Também a Itália deixou a sua marca. Pasquale Bruni trouxe a sua visão para o tapete vermelho através de Georgina Rodriguez, que usava o collier Rosina, os anéis Giardini Segreti, e os brincos Aleluia. Apesar do triunfo dos diamantes e rubis, a verdadeira estrela foi o seu anel de noivado de Cristiano Ronaldo: um solitário de 30 quilates a roubar os holofotes de qualquer vestido.
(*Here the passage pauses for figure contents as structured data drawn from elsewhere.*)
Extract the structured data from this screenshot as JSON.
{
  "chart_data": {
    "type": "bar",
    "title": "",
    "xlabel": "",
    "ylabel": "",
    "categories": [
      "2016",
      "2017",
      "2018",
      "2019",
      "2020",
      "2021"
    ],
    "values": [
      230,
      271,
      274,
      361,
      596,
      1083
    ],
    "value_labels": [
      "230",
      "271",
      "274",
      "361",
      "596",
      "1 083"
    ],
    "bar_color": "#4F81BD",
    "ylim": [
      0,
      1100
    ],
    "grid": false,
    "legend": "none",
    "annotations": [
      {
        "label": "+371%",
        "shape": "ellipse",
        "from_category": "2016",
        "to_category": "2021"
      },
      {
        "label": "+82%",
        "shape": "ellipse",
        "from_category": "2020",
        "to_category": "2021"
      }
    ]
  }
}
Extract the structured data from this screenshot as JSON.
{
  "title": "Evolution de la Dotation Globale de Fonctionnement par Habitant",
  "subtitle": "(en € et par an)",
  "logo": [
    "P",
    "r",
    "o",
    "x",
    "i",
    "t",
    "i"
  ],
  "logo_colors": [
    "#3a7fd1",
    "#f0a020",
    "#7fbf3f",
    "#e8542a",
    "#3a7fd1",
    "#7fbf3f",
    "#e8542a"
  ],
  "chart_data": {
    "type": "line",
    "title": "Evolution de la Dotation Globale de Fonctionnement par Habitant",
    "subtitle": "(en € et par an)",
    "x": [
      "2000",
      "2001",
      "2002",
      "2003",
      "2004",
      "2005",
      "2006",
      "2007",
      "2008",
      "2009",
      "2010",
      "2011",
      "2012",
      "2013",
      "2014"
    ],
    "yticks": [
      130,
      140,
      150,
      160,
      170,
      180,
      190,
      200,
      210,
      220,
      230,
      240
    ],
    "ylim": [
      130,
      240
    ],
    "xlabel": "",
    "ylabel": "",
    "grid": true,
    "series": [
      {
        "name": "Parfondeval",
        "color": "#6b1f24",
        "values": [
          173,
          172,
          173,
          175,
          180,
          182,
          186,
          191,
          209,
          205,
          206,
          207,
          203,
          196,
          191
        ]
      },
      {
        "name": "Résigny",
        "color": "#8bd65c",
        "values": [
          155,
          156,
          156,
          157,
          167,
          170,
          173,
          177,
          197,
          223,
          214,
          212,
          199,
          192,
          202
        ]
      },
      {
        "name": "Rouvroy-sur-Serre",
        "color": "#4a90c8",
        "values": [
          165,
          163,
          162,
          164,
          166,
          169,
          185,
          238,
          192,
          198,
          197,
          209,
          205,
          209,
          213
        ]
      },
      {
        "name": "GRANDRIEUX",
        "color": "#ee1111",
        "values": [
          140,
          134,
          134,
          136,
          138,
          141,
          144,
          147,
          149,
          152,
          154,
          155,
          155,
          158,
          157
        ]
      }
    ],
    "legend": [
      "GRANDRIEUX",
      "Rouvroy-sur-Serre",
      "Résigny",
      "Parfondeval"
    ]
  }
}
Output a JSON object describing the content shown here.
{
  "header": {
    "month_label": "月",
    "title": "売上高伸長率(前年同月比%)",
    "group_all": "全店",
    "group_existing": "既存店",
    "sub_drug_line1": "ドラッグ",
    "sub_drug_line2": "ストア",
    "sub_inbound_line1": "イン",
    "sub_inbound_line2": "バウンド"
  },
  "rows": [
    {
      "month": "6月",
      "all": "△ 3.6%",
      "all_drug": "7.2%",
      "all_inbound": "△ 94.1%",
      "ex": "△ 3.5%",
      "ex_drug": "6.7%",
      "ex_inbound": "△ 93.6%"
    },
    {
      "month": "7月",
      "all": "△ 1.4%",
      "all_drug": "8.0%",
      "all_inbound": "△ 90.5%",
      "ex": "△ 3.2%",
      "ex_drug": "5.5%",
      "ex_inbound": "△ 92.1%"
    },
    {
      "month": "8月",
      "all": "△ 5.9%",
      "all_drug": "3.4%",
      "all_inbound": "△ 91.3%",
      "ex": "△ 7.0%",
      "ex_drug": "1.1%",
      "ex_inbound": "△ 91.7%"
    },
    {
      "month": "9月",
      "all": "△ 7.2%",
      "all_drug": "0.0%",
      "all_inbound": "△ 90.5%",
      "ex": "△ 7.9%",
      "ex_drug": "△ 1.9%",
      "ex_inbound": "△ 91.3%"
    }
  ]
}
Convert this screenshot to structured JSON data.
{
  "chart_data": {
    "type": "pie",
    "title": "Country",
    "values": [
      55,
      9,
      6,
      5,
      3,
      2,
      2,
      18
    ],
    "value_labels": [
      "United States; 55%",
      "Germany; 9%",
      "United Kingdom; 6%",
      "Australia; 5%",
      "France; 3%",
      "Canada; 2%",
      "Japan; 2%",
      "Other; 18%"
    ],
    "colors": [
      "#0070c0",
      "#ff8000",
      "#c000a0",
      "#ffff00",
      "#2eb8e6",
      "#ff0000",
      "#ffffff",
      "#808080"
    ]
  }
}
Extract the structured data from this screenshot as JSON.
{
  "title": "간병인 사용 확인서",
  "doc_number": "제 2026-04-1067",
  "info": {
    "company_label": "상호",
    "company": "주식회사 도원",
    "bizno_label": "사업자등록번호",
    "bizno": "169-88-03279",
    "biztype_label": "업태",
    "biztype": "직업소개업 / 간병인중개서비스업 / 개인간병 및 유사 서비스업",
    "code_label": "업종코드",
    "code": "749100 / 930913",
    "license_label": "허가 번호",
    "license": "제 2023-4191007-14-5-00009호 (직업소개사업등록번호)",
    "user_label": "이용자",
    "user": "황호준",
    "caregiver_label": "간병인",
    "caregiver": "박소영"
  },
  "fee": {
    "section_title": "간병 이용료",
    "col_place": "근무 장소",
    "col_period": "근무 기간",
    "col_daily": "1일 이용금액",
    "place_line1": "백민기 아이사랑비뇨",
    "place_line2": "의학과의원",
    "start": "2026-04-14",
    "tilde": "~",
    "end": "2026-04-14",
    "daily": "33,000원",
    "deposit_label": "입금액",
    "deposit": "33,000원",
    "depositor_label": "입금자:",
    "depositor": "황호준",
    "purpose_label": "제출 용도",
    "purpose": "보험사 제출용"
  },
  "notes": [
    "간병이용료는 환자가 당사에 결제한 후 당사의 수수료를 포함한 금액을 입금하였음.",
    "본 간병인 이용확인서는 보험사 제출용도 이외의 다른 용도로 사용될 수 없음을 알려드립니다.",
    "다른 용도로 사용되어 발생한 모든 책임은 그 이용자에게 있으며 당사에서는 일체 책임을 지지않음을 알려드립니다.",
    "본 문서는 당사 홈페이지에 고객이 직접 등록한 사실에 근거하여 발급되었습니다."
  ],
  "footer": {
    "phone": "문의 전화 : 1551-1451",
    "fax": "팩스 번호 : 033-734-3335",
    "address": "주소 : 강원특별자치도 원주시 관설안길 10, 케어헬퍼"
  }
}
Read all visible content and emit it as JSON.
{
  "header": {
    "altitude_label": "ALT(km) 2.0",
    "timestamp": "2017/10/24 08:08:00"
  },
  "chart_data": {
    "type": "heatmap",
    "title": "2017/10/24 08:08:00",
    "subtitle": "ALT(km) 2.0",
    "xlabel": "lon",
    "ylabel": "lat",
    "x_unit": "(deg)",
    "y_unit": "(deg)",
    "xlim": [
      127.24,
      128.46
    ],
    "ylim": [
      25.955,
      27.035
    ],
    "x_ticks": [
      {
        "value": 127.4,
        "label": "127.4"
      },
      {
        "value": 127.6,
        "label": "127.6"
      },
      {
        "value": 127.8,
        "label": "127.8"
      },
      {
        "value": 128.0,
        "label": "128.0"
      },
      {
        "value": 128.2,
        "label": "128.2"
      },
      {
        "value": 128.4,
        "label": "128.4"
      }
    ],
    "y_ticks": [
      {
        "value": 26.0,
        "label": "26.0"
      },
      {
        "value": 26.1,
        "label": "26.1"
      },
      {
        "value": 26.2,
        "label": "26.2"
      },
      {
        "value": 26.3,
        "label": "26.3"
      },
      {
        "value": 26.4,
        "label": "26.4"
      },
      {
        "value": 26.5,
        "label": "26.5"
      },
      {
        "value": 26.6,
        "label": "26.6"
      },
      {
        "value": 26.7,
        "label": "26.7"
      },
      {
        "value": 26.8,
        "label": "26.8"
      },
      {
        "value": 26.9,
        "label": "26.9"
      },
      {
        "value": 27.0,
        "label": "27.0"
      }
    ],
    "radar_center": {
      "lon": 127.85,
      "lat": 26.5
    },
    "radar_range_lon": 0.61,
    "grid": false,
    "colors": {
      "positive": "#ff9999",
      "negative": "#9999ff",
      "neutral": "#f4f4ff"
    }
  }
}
As coleções Luce e Giardini Segreti de Bruni também foram escolhidas por Laura Dern para o photocall de Jay Kelly.
Ao lado dos gigantes, designers contemporâneos esculpiram espaço importante. A Suki Waterhouse escolheu o anel Abbraccio da Vhernier, uma peça macia e escultural em ouro branco e diamantes que combinava perfeitamente com o seu vestido Rabanne metálico. Matilde Gioli favoreceu a coleção Terres d'Instinct da Messika, evocando a natureza selvagem através de linhas livres e preciosas. Ludovica Ragazzo optou pelos Talismás de Pandora, transformando símbolos antigos em amuletos modernos. Greta Ferro usava um Recarlo parure composto por um anel contrarié, um punho de três filas e uma gargantilha de três fileiras em ouro branco 18kt e diamantes de corte brilhante em forma de coração. Entretanto, Eva Herzigova, Kasia Smutniak, Paris Jackson, Halsey e Vittoria Puccini lembraram a todos que Damiani continua a ser sinónimo de grande tradição italiana.
O momento mais esperado, no entanto, pertenceu a Emma Stone. Para o seu regresso a Veneza com Bugonia de Yorgos Lanthimos, tornou-se uma escultura viva usando os brincos Rupture e o anel Perception da Louis Vuitton Haute Joaillerie. Pedras alaranjadas, diamantes recortados em estrelas e um projeto arquitectónico que fundia arte contemporânea com joalheria. O veredicto final? Este ano, o Festival de Cinema de Veneza 2025 provou mais uma vez ser um palco ideal não só para o cinema mas também para a alta joalheria. Entre maisons históricos e novas vozes, cada aparição no tapete vermelho contava uma história de luz, ousadia e invenção. E enquanto os filmes vão deixar a sua marca em futuros festivais, as joias desta edição lembram que a beleza nunca é apenas um detalhe, mas a própria essência da narrativa.